Please welcome guest blogger, and fellow Village Books bookseller, Dave Wheeler, with his take on movies made from books. And, while you're at it, check Dave's blog.
We’ve all said it: “No, but I saw the movie.” I say it about No Country
for Old Men and frown at anyone who says it about The Lord of the Rings. There always seems to be a wealth of movie adaptations flooding theaters across the nation. Look for Watchmen, Twilight, Choke, and The Secret Life of Bees, and those are just out this fall. I could give you a whole list of books I enjoyed better than their movie counterpart and vice versa, but we’d be here all day. And don’t even get me started on book-about-the-movie adaptations, either.
On some level, it bothers me that both media pervade each other so much, but it seems that if it weren’t for literature, cinema would mostly be sequels to Oceans 11 and Saw, and if it weren’t for movie rights, books (as a career) might be a little less lucrative. There’s nothing more exciting for an author to get bids on movie rights to his or her book—I’d imagine, although I do not know this for a fact since nobody’s breaking down my door to make a movie about anything I’ve written (ha ha ha).

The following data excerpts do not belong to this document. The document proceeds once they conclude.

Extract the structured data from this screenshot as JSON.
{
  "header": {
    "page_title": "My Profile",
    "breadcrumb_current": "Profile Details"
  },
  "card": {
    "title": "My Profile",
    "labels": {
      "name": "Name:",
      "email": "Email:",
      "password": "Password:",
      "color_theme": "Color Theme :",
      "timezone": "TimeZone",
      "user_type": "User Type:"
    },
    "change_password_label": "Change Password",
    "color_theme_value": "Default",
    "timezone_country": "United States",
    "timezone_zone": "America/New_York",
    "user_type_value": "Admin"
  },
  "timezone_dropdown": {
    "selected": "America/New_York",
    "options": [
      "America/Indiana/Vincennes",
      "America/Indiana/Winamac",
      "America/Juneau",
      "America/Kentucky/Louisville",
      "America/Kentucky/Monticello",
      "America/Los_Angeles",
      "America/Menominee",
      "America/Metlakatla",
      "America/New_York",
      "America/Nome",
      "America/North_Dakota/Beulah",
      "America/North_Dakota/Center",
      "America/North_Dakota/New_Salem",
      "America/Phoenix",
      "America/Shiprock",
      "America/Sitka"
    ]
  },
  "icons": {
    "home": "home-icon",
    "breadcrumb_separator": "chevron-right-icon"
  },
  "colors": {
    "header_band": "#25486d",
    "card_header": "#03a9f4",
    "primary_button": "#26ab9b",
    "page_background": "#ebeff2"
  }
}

In the end, I cannot read every book--try as I might. So I think I should approach literary cinema with a better attitude. I should maybe replace vocabulary like “inaccurate,” “cop-out,” and “hack,” in my reviews of movies with a more sentimental understanding that what I have just seen is an interpretation to supplement its audience’s experience with the story. I need to remember that I actually do like movie adaptations: Stand By Me, my favorite movie of all time, is an adaptation of the Stephen King novella The Body, which I still have not read. It's the same thing (and will probably continue to be the same thing) about anything based on a John Grisham book. And there are books I’ve read that I have no desire to see the movie for, like Bee Season and Running With Scissors. So when I buy my ticket to Harry Potter and the Half-Blood Prince come July, I’ll try to celebrate the story along with director David Yates instead of acting like J.K. Rowling’s self-righteous pit bull. Because the story, in all its manifestations, is really the most important part.